I think that every crisis Europe has faced has also made it more resilient. Our economies are doing quite well thanks to the foundation we established during the debt crisis. Had we not learned the lessons of that crisis, we would not have managed to put in place the support mechanisms which are the basis for the recovery. I am confident this ongoing crisis teaches us lessons for the future.
Those who are angry about Europe not acting during a health crisis, while they know it’s a national competence, are also saying that they don’t want more Europe. It is contradictory – either you want this or you don’t want this. What worries us is the unilateral approach many countries adopted, being very protective and inward-looking. As soon as a problem appears, suddenly it is every country for themselves. It should not be like this.
We are in this together, and for a small country like Estonia, the procurement of vaccines is a great example of European cooperation. We could not have secured their delivery on our own and are very happy to be a part of the process. There are challenges, but I still consider it a success.
I believe this is an opportunity for all countries to learn from each other.
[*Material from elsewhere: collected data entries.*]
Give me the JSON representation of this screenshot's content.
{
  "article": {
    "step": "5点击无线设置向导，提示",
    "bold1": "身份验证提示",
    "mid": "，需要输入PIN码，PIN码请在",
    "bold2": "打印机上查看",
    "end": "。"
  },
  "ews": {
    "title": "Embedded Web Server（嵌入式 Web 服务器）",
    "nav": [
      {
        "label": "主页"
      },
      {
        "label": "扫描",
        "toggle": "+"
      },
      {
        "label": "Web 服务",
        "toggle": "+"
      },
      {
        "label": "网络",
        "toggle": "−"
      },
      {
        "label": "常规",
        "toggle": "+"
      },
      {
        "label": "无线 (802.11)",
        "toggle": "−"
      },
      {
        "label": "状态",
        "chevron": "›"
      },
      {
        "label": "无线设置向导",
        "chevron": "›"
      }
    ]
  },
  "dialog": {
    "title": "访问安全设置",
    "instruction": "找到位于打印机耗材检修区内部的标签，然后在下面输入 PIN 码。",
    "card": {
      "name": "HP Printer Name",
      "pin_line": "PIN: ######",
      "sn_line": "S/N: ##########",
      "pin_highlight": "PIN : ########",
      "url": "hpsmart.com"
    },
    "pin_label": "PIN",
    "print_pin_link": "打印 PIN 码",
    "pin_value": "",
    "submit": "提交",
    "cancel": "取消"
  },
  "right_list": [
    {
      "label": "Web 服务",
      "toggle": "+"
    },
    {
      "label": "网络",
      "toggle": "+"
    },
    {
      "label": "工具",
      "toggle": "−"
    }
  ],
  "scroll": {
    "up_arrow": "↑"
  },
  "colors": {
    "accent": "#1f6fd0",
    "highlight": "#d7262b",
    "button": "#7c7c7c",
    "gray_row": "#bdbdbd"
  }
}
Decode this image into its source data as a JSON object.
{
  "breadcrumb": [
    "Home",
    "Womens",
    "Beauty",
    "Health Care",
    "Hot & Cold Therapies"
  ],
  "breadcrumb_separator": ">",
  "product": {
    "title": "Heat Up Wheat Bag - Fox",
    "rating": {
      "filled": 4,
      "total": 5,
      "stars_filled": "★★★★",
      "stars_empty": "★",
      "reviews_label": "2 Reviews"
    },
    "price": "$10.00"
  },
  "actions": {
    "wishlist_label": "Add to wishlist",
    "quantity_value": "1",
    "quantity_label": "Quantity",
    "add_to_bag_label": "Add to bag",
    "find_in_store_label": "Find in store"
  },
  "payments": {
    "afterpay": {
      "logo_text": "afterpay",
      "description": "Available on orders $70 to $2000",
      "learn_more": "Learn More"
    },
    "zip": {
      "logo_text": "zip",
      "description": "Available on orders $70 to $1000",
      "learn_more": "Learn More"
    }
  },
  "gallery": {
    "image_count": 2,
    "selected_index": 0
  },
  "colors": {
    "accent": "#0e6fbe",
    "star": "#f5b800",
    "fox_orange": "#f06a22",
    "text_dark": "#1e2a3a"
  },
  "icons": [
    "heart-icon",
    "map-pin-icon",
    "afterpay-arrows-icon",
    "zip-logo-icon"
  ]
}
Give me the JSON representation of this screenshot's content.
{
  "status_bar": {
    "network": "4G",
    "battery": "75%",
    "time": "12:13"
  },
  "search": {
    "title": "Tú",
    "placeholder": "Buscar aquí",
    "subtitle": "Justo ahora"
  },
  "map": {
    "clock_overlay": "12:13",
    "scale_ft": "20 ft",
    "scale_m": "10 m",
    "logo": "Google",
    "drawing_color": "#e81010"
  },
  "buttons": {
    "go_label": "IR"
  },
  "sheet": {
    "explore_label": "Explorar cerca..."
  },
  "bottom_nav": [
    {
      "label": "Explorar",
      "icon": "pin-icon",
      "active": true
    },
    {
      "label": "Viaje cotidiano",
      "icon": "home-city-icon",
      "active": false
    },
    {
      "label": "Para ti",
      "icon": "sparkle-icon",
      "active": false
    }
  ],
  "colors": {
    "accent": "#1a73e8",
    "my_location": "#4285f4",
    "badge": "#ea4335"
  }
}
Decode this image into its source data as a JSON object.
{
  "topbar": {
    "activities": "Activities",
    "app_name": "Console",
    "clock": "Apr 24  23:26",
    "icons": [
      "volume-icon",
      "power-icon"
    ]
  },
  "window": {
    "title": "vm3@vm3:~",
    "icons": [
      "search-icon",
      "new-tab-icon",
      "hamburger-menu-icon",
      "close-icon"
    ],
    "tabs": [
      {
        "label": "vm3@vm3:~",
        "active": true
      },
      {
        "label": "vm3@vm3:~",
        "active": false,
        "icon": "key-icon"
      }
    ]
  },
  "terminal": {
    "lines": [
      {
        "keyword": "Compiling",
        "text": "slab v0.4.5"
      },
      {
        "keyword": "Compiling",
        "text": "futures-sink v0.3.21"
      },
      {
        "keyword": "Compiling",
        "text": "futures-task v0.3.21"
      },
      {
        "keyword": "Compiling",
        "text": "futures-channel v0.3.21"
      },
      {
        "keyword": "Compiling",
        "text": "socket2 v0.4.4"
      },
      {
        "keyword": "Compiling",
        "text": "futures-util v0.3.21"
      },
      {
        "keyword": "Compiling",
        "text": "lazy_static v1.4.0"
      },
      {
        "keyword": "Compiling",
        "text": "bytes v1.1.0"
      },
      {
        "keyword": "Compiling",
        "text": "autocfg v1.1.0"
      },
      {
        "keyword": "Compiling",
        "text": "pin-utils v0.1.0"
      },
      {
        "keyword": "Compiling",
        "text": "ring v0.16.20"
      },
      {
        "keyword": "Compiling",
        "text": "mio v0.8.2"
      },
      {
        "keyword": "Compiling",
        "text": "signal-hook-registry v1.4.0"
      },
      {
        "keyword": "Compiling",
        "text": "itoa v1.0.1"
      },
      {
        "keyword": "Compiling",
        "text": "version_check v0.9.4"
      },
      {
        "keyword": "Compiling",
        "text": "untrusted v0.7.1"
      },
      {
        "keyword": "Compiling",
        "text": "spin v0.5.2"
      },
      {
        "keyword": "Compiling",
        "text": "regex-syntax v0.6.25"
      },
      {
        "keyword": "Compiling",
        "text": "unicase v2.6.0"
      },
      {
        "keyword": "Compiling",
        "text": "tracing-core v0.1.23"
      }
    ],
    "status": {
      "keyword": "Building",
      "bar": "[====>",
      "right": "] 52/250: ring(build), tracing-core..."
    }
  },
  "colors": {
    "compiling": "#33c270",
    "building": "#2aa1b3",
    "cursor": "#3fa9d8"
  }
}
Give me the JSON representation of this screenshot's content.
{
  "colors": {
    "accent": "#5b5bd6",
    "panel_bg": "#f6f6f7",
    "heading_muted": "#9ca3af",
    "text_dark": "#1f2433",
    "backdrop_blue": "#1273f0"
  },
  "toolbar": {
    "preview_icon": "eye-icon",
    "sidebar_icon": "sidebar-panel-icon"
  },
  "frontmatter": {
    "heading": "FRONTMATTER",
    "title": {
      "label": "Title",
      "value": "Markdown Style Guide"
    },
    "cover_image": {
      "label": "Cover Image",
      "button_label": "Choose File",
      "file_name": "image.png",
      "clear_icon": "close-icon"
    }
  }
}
This crisis has clearly demonstrated that different countries have different basic rights – some have closed their borders so that no one can enter while others have said such action is unconstitutional. What we all must be able to do, however, is see the bigger picture and understand that we are a part of a bigger Union. There is no way out of the crisis unless all of us are out of the crisis.
Despite the crisis, you managed to do something historic by becoming the first female Prime Minister of Estonia. What does this mean to you on a personal level?
I get asked this question a lot and I still don’t know how to answer. Yes, my gender might be different from our previous Prime Ministers but in terms of competences, there is no real difference. Because I am the first woman in Estonia to hold this role, there are people who want to see me fail. The expectations on me are much higher, higher than they would be on any man, and the responsibility to not fail everyone is huge. No other Prime Minister has started their mandate during such a difficult crisis. I cannot be popular because I must make so many unpopular decisions, from COVID-19 restrictions to the state budget, and more. There are challenges but I hope to inspire all girls and women that the role of prime minister is for everybody, no matter the gender.